Ms. Grant and other advocacy groups say the practice puts a spotlight on streaming in public education, which separates students based on their abilities and has negatively affected low-income, racialized and special-needs students.
The Ontario government plans to end streaming for all Grade 9 courses in the next school year. The province is the only jurisdiction that divides students as they enter high school into a hands-on applied stream or an academic track that sets them on the path for postsecondary studies. Research has shown that Black students and those from low-income families, with Indigenous backgrounds or with special needs are more likely to be enrolled in the applied stream and are 4½ times more likely not to earn a diploma than their peers in the academic stream.

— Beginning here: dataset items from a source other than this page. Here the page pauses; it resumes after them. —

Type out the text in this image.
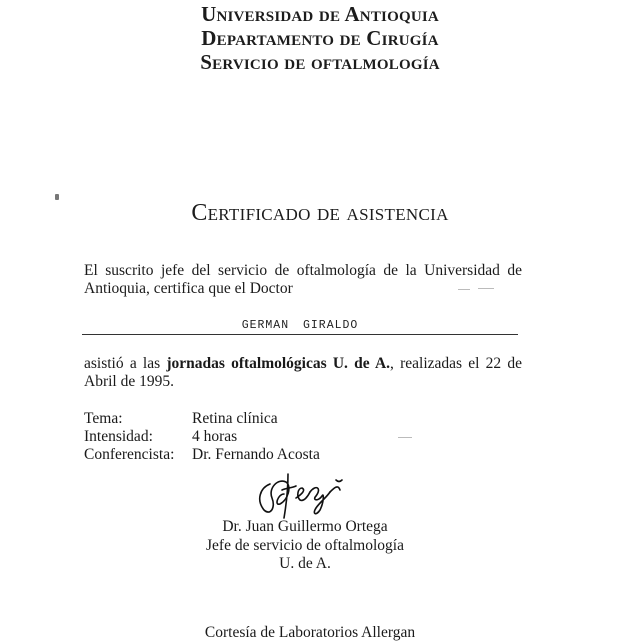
Universidad de Antioquia
Departamento de Cirugía
Servicio de oftalmología
Certificado de asistencia
El suscrito jefe del servicio de oftalmología de la Universidad de Antioquia, certifica que el Doctor
GERMAN GIRALDO
asistió a las jornadas oftalmológicas U. de A., realizadas el 22 de Abril de 1995.
Tema:	Retina clínica
Intensidad:	4 horas
Conferencista:	Dr. Fernando Acosta
Dr. Juan Guillermo Ortega
Jefe de servicio de oftalmología
U. de A.
Cortesía de Laboratorios Allergan
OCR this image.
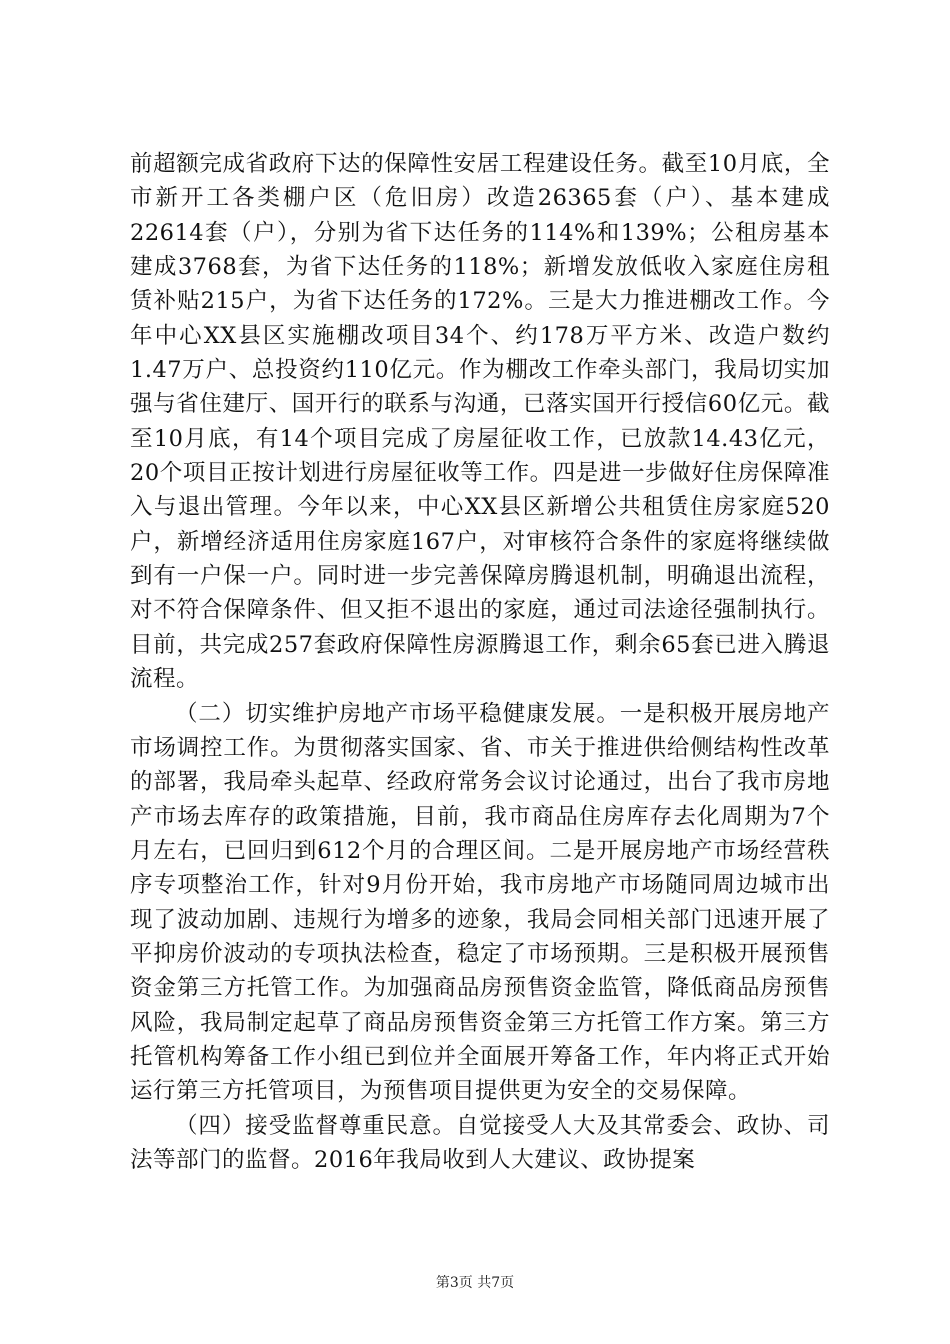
前超额完成省政府下达的保障性安居工程建设任务。截至10月底，全市新开工各类棚户区（危旧房）改造26365套（户）、基本建成22614套（户），分别为省下达任务的114%和139%；公租房基本建成3768套，为省下达任务的118%；新增发放低收入家庭住房租赁补贴215户，为省下达任务的172%。三是大力推进棚改工作。今年中心XX县区实施棚改项目34个、约178万平方米、改造户数约1.47万户、总投资约110亿元。作为棚改工作牵头部门，我局切实加强与省住建厅、国开行的联系与沟通，已落实国开行授信60亿元。截至10月底，有14个项目完成了房屋征收工作，已放款14.43亿元，20个项目正按计划进行房屋征收等工作。四是进一步做好住房保障准入与退出管理。今年以来，中心XX县区新增公共租赁住房家庭520户，新增经济适用住房家庭167户，对审核符合条件的家庭将继续做到有一户保一户。同时进一步完善保障房腾退机制，明确退出流程，对不符合保障条件、但又拒不退出的家庭，通过司法途径强制执行。目前，共完成257套政府保障性房源腾退工作，剩余65套已进入腾退流程。

（二）切实维护房地产市场平稳健康发展。一是积极开展房地产市场调控工作。为贯彻落实国家、省、市关于推进供给侧结构性改革的部署，我局牵头起草、经政府常务会议讨论通过，出台了我市房地产市场去库存的政策措施，目前，我市商品住房库存去化周期为7个月左右，已回归到612个月的合理区间。二是开展房地产市场经营秩序专项整治工作，针对9月份开始，我市房地产市场随同周边城市出现了波动加剧、违规行为增多的迹象，我局会同相关部门迅速开展了平抑房价波动的专项执法检查，稳定了市场预期。三是积极开展预售资金第三方托管工作。为加强商品房预售资金监管，降低商品房预售风险，我局制定起草了商品房预售资金第三方托管工作方案。第三方托管机构筹备工作小组已到位并全面展开筹备工作，年内将正式开始运行第三方托管项目，为预售项目提供更为安全的交易保障。

（四）接受监督尊重民意。自觉接受人大及其常委会、政协、司法等部门的监督。2016年我局收到人大建议、政协提案

第3页 共7页
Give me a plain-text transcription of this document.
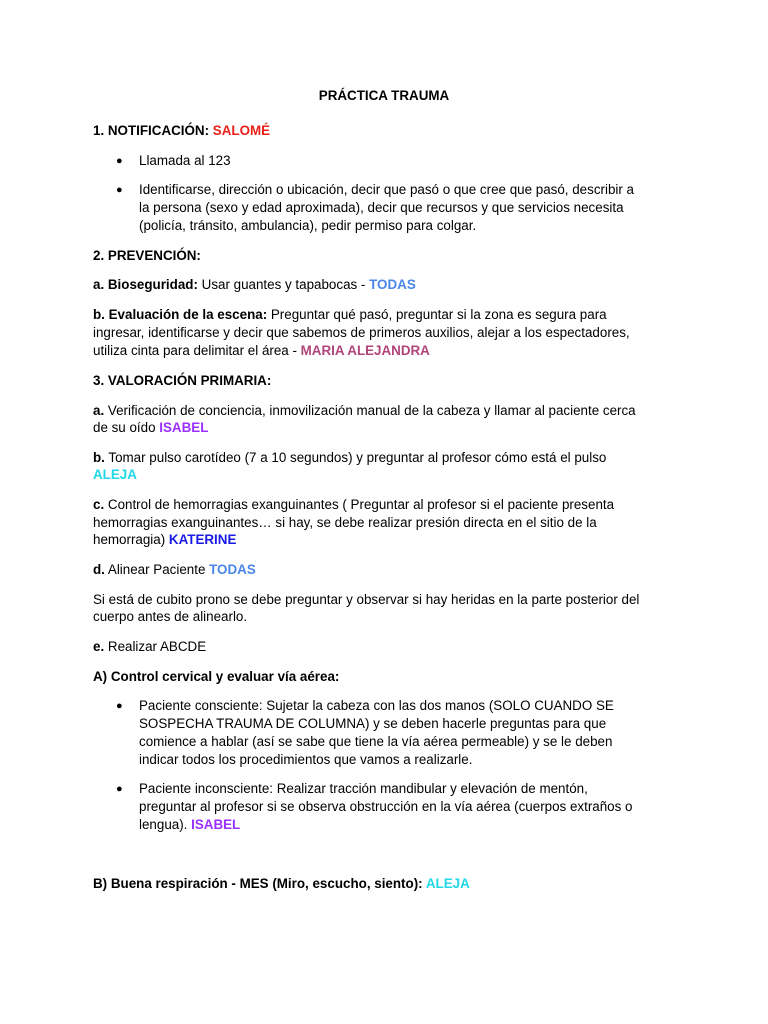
PRÁCTICA TRAUMA

1. NOTIFICACIÓN: SALOMÉ

● Llamada al 123

● Identificarse, dirección o ubicación, decir que pasó o que cree que pasó, describir a

la persona (sexo y edad aproximada), decir que recursos y que servicios necesita

(policía, tránsito, ambulancia), pedir permiso para colgar.

2. PREVENCIÓN:

a. Bioseguridad: Usar guantes y tapabocas - TODAS

b. Evaluación de la escena: Preguntar qué pasó, preguntar si la zona es segura para

ingresar, identificarse y decir que sabemos de primeros auxilios, alejar a los espectadores,

utiliza cinta para delimitar el área - MARIA ALEJANDRA

3. VALORACIÓN PRIMARIA:

a. Verificación de conciencia, inmovilización manual de la cabeza y llamar al paciente cerca

de su oído ISABEL

b. Tomar pulso carotídeo (7 a 10 segundos) y preguntar al profesor cómo está el pulso

ALEJA

c. Control de hemorragias exanguinantes ( Preguntar al profesor si el paciente presenta

hemorragias exanguinantes… si hay, se debe realizar presión directa en el sitio de la

hemorragia) KATERINE

d. Alinear Paciente TODAS

Si está de cubito prono se debe preguntar y observar si hay heridas en la parte posterior del

cuerpo antes de alinearlo.

e. Realizar ABCDE

A) Control cervical y evaluar vía aérea:

● Paciente consciente: Sujetar la cabeza con las dos manos (SOLO CUANDO SE

SOSPECHA TRAUMA DE COLUMNA) y se deben hacerle preguntas para que

comience a hablar (así se sabe que tiene la vía aérea permeable) y se le deben

indicar todos los procedimientos que vamos a realizarle.

● Paciente inconsciente: Realizar tracción mandibular y elevación de mentón,

preguntar al profesor si se observa obstrucción en la vía aérea (cuerpos extraños o

lengua). ISABEL

B) Buena respiración - MES (Miro, escucho, siento): ALEJA
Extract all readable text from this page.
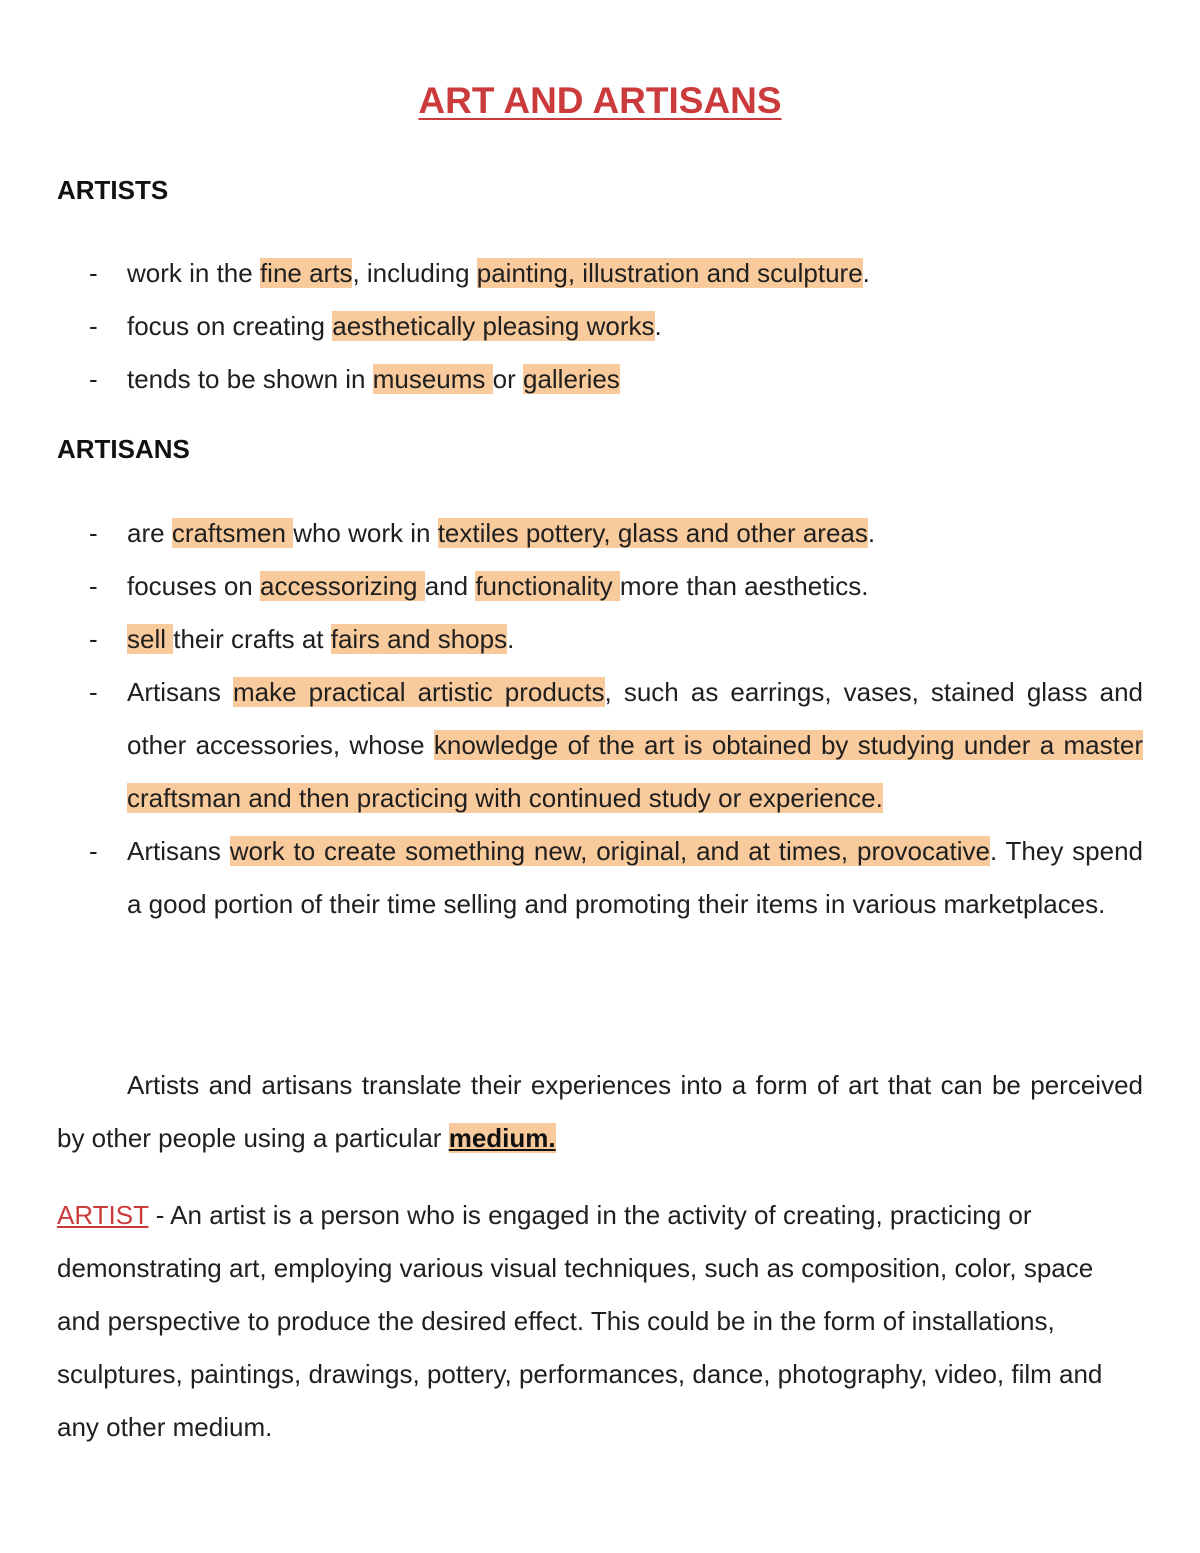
ART AND ARTISANS
ARTISTS
- work in the fine arts, including painting, illustration and sculpture.
- focus on creating aesthetically pleasing works.
- tends to be shown in museums or galleries
ARTISANS
- are craftsmen who work in textiles pottery, glass and other areas.
- focuses on accessorizing and functionality more than aesthetics.
- sell their crafts at fairs and shops.
- Artisans make practical artistic products, such as earrings, vases, stained glass and other accessories, whose knowledge of the art is obtained by studying under a master craftsman and then practicing with continued study or experience.
- Artisans work to create something new, original, and at times, provocative. They spend a good portion of their time selling and promoting their items in various marketplaces.

Artists and artisans translate their experiences into a form of art that can be perceived by other people using a particular medium.

ARTIST - An artist is a person who is engaged in the activity of creating, practicing or demonstrating art, employing various visual techniques, such as composition, color, space and perspective to produce the desired effect. This could be in the form of installations, sculptures, paintings, drawings, pottery, performances, dance, photography, video, film and any other medium.
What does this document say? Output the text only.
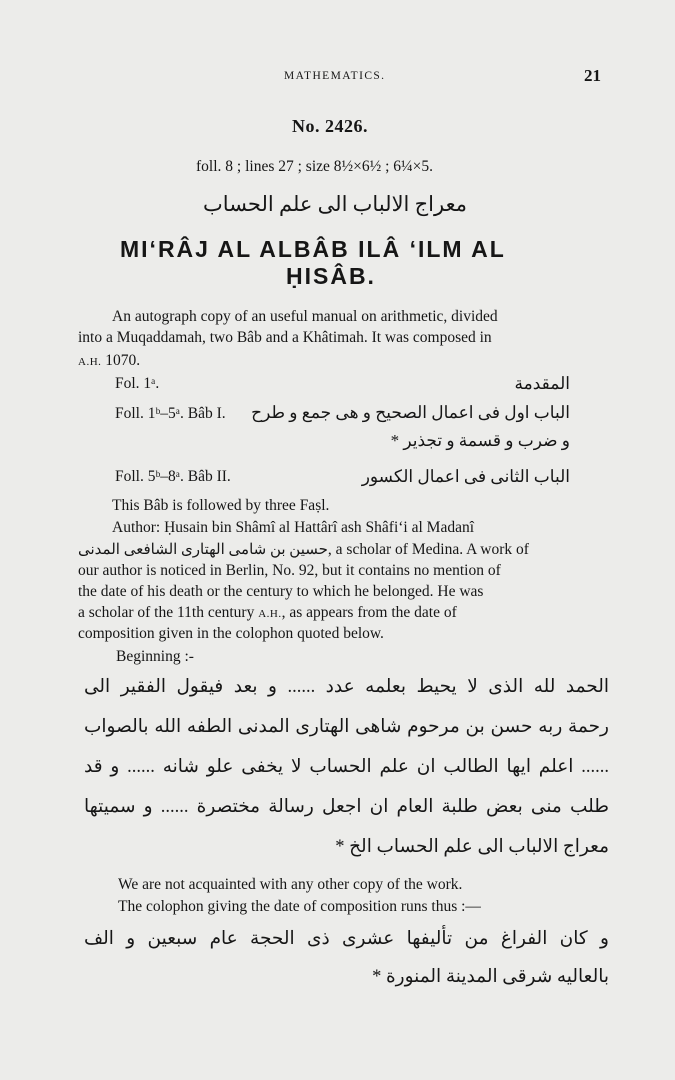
MATHEMATICS.	21
No. 2426.
foll. 8 ; lines 27 ; size 8½×6½ ; 6¼×5.
معراج الالباب الى علم الحساب
MI‘RÂJ AL ALBÂB ILÂ ‘ILM AL
ḤISÂB.
An autograph copy of an useful manual on arithmetic, divided
into a Muqaddamah, two Bâb and a Khâtimah. It was composed in
A.H. 1070.
Fol. 1ᵃ.	المقدمة
Foll. 1ᵇ–5ᵃ. Bâb I. الباب اول فی اعمال الصحیح و هی جمع و طرح
و ضرب و قسمة و تجذیر *
Foll. 5ᵇ–8ᵃ. Bâb II.	الباب الثانی فی اعمال الکسور
This Bâb is followed by three Faṣl.
Author: Ḥusain bin Shâmî al Hattârî ash Shâfi‘i al Madanî
حسین بن شامی الهتاری الشافعی المدنی, a scholar of Medina. A work of
our author is noticed in Berlin, No. 92, but it contains no mention of
the date of his death or the century to which he belonged. He was
a scholar of the 11th century A.H., as appears from the date of
composition given in the colophon quoted below.
Beginning :-
الحمد لله الذی لا یحیط بعلمه عدد ...... و بعد فیقول الفقیر الی
رحمة ربه حسن بن مرحوم شاهی الهتاری المدنی الطفه الله بالصواب
...... اعلم ایها الطالب ان علم الحساب لا یخفی علو شانه ...... و قد
طلب منی بعض طلبة العام ان اجعل رسالة مختصرة ...... و سمیتها
معراج الالباب الی علم الحساب الخ *
We are not acquainted with any other copy of the work.
The colophon giving the date of composition runs thus :—
و کان الفراغ من تألیفها عشری ذی الحجة عام سبعین و الف
بالعالیه شرقی المدینة المنورة *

Critics of streaming, however, argue that it starts as early as kindergarten.
“We’re trying to put our kids in a more marketable position, education-wise. There are barriers to prevent them from getting in, and when they’re in, they are targeted and being made to feel unwelcome and made to feel that they don’t belong,” Ms. Grant said.
One parent, Hassan Ahmed, learned this past fall that his son, who is in Grade 6, has been in the Actualisation linguistique en français program since Grade 2. He grew curious about what his son was learning when he told him at dinner one night that he would regularly complete his schoolwork faster than other students in his class and that it was easier.
Mr. Ahmed is a fluent French speaker and was a teacher in Africa before moving to Canada. In Ontario, students can enroll in French-language schools if a family member has studied at a French elementary school in Canada. School boards also accept students based on their French-language proficiency.
Mr. Ahmed approached the principal but has yet to hear why his son was put in the program or how he has progressed.
“I was flabbergasted. I was angry. It was ridiculous,” he said. “They never approached me that they’re putting my kid in there.”
He added: “They stole the future of my kid. He is a watered-down French speaker now.”
Similarly, Haweya Farah, a graduate of the school board, said her family requested documents as to why her youngest brother, in Grade 4, was placed in the program. She has received no explanation. Ms. Farah spearheaded the advocacy on behalf of the families.
“None of the families received a reason why they were put in the program,” she said. “There’s no transparency.”
Alice Audrain, a parent advocate at Parents for Diversity in Ottawa, said parents feel their children are “streamed out of the regular curriculum.” Some of the parents she represents received no indication that their children were struggling in school.
Ms. Audrain said many Black children already feel they don’t belong in the school environment. So placing them in a special program, she said, even if they’re sitting in their own classroom, will only add to their challenges.
“There’s no transparency. There’s no equity lens. There’s no inclusion. They don’t take into account the needs of the community they serve,” she said.